An entrance gate to Fort Hood named in the honor of slain soldier Spc. Vanessa Guillen will be unveiled at 1 p.m. Monday in a ceremony that will be streamed live on the III Corps Facebook page.

The gate leads to the area of 3rd Cavalry Regiment, the unit Guillen was in, and is located near Killeen’s Rancier Avenue and Fort Hood Street intersection where family and supporters of Guillen gathered to hold protests last year.

Members of the Guillen family were involved in the design process and will attend the ceremony that is not open to the public, Fort Hood officials said in a news release last week.

“My prayer is that when soldiers drive through that gate, that they remember and they know every soldier has not only the mission of the military, but they also have to fight battles that not everybody can jump in and defend,” Tapia said.

In the aftermath of Guillen’s disappearance and death, then-Secretary of the Army Ryan McCarthy commissioned an independent review board to take a thorough look at Fort Hood’s implementation of the Army’s Sexual Harassment/Assault Response and Prevention program.
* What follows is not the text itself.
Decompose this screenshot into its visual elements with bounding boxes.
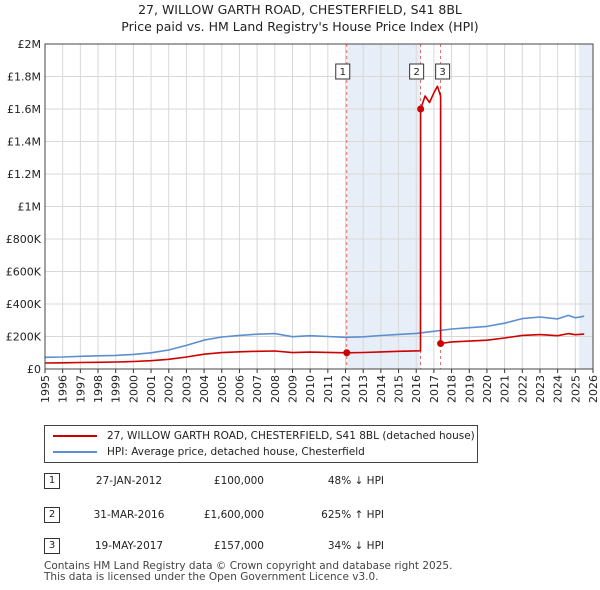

After speaking to soldiers and their families as well as Army leaders, the review board released its findings in December.

In all, the committee’s 152-page report sets forth nine findings and 70 recommendations relating to areas including SHARP, Fort Hood CID, missing soldier protocols and the installation’s crime prevention and public relations efforts.

McCarthy also announced the firing or suspension of 14 leaders at Fort Hood, including two generals.

A suspect in the case, Fort Hood Spc. Aaron David Robinson, fatally shot himself July 1, and another suspect, Killeen resident Cecily Aguilar, is in custody on federal charges.

Aguilar pleaded not guilty on July 14, 2020, to one count of conspiracy to tamper with evidence and two substantive counts of tampering with evidence. If convicted, she faces up to 20 years in federal prison for each count, according to the U.S. Attorney’s Office, Western District of Texas.

A status conference will be held at the federal courthouse in Waco on Tuesday, followed by a hearing on May 25 on a defense motion to suppress, according to court documents filed on April 9.

Aguilar is accused of helping Robinson, 20, dispose of Guillen’s body after investigators said he killed her with a hammer on April 22, 2020, according to a federal criminal complaint.